The current updated analysis includes 45 patients who received REGN5458. Median age was 64.0 years, and 31.1% (N = 14) of patients were aged >70 years. Based on the Revised International Staging System, 60.0% and 22.2% of patients were stages II and III, respectively. Patients received a median of 5.0 prior lines of systemic therapy; 6.7% were triple refractory, 33.3% were quad refractory, 53.3% were penta refractory, and all patients were refractory to an anti-CD38 antibody. A prior autologous stem-cell transplantation was received by the majority of patients (71.1%; N = 32). Dose escalation from 3 mg to 96 mg over 6 dose levels was performed in cohorts; median duration of follow-up was 2.37 months.
Treatment-related adverse events (TRAEs) were experienced by 37.8% of patients with cytokine release syndrome (CRS), 17.8% with fatigue, 17.8% with nausea, and 13.3% with myalgia.
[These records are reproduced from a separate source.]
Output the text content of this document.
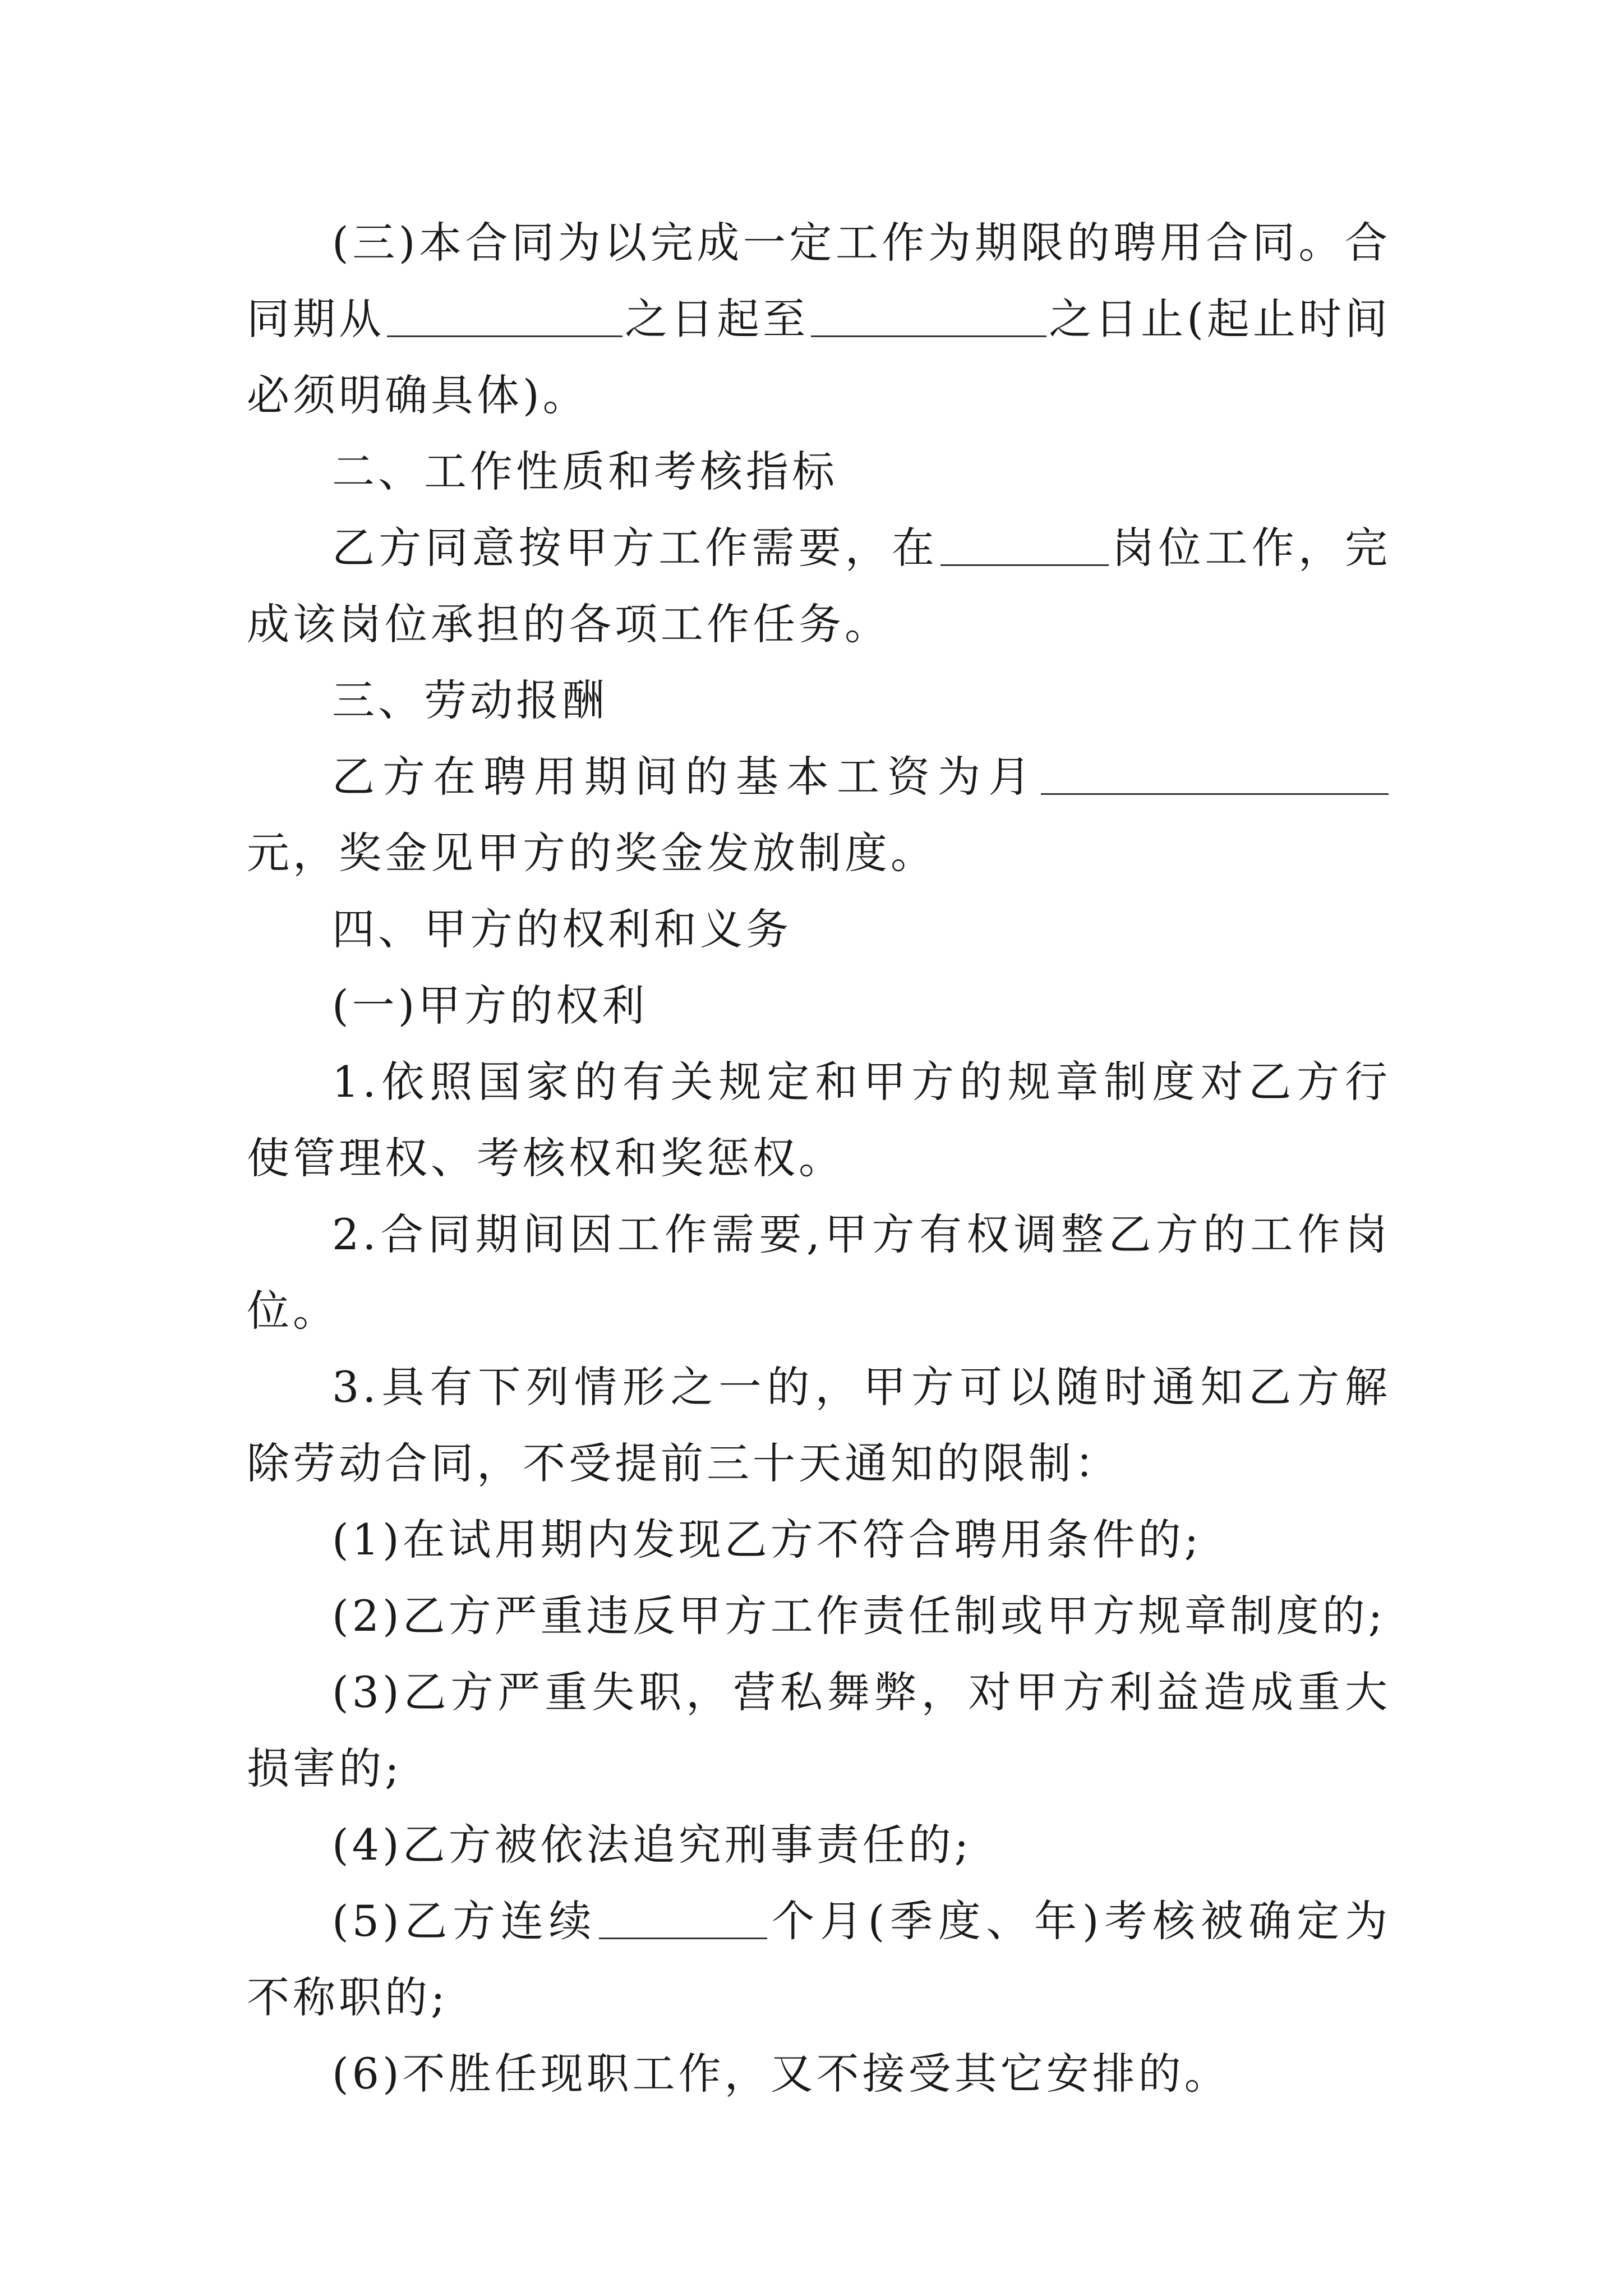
(三)本合同为以完成一定工作为期限的聘用合同。合同期从	之日起至	之日止(起止时间必须明确具体)。

二、工作性质和考核指标

乙方同意按甲方工作需要，在	岗位工作，完成该岗位承担的各项工作任务。

三、劳动报酬

乙方在聘用期间的基本工资为月元，奖金见甲方的奖金发放制度。

四、甲方的权利和义务

(一)甲方的权利

1.依照国家的有关规定和甲方的规章制度对乙方行使管理权、考核权和奖惩权。

2.合同期间因工作需要,甲方有权调整乙方的工作岗位。

3.具有下列情形之一的，甲方可以随时通知乙方解除劳动合同，不受提前三十天通知的限制：

(1)在试用期内发现乙方不符合聘用条件的;

(2)乙方严重违反甲方工作责任制或甲方规章制度的;

(3)乙方严重失职，营私舞弊，对甲方利益造成重大损害的;

(4)乙方被依法追究刑事责任的;

(5)乙方连续	个月(季度、年)考核被确定为不称职的;

(6)不胜任现职工作，又不接受其它安排的。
Most CRS events were grade 1 (88.2%) and were mostly observed with the initial doses; no grade ≥3 events were observed. One patient experienced a DLT due to transient grade 3 liver transaminases associated with CRS. However, the patient recovered and achieved partial remission. A total of 6.7% of patients experienced infusion-related reactions and 46.7% of patients experienced infection-related adverse events (grade ≥3: 20%). One patient experienced a treatment-related neurologic event (grade 3 syncope 130 days after first infusion). In 4 patients, discontinuation due to adverse events occurred; 1 patient had both a TRAE and a DLT of grade 4 acute kidney injury. A total of 28.9% of patients and 22.2% of patients experienced grade >3 and serious TRAEs, respectively. The most common grade 3 TRAEs were anemia and lymphopenia (8.9% and 6.7%, respectively), and the most common serious TRAEs were caused by CRS (11.1%). Grade 5 adverse events were experienced by 3 patients (sepsis: 2; COVID-19: 1) unrelated to study drug.
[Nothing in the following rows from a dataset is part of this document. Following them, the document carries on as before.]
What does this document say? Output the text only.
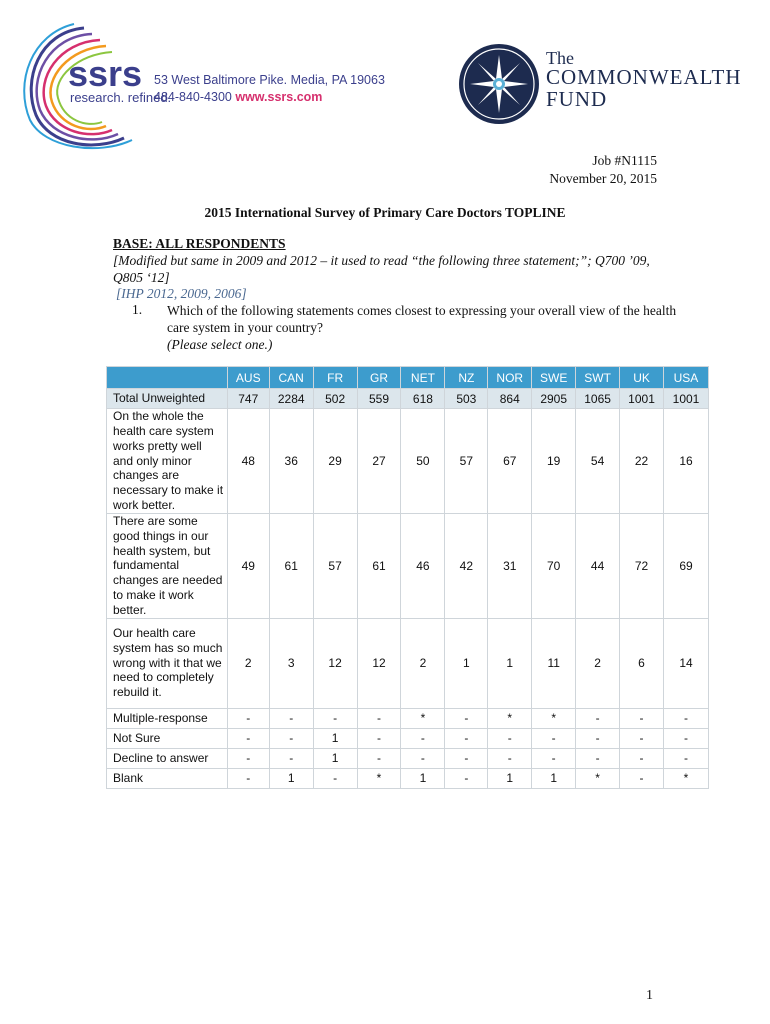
ssrs
research. refined.
53 West Baltimore Pike. Media, PA 19063
484-840-4300 www.ssrs.com
The
COMMONWEALTH
FUND
Job #N1115
November 20, 2015
2015 International Survey of Primary Care Doctors TOPLINE
BASE: ALL RESPONDENTS
[Modified but same in 2009 and 2012 – it used to read “the following three statement;”; Q700 ’09, Q805 ‘12]
[IHP 2012, 2009, 2006]
1. Which of the following statements comes closest to expressing your overall view of the health care system in your country?
(Please select one.)
	AUS	CAN	FR	GR	NET	NZ	NOR	SWE	SWT	UK	USA
Total Unweighted	747	2284	502	559	618	503	864	2905	1065	1001	1001
On the whole the health care system works pretty well and only minor changes are necessary to make it work better.	48	36	29	27	50	57	67	19	54	22	16
There are some good things in our health system, but fundamental changes are needed to make it work better.	49	61	57	61	46	42	31	70	44	72	69
Our health care system has so much wrong with it that we need to completely rebuild it.	2	3	12	12	2	1	1	11	2	6	14
Multiple-response	-	-	-	-	*	-	*	*	-	-	-
Not Sure	-	-	1	-	-	-	-	-	-	-	-
Decline to answer	-	-	1	-	-	-	-	-	-	-	-
Blank	-	1	-	*	1	-	1	1	*	-	*
1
Across all dose levels, ORR was 35.6%, 81.3% of patients achieve a very good partial response or better, and 31.3% of patients achieved a complete response or stringent complete response. At the highest dose level, ORR was 60%. In patients with extramedullary plasmacytomas, a lower ORR was observed at 16.7%. Regarding duration, 43.8% and 18.8% of patients had DORs >4 and >8 months, respectively.
In heavily pretreated patients with RRMM, updated analysis results of a phase 1, first-in-human study of REGN5458 are consistent with previous findings that show an acceptable safety profile and deep and durable responses. Continued assessment is warranted and ongoing. Enrollment is occurring for the phase 1 dose-escalation portion and recruitment for the phase 2 portion is ongoing.
Reference
Abstract 291. ASH 2020. December 5, 2020. REGN5458, a BCMA × CD3 bispecific monoclonal antibody, induces deep and durable responses in patients with relapsed/refractory multiple myeloma (RRMM).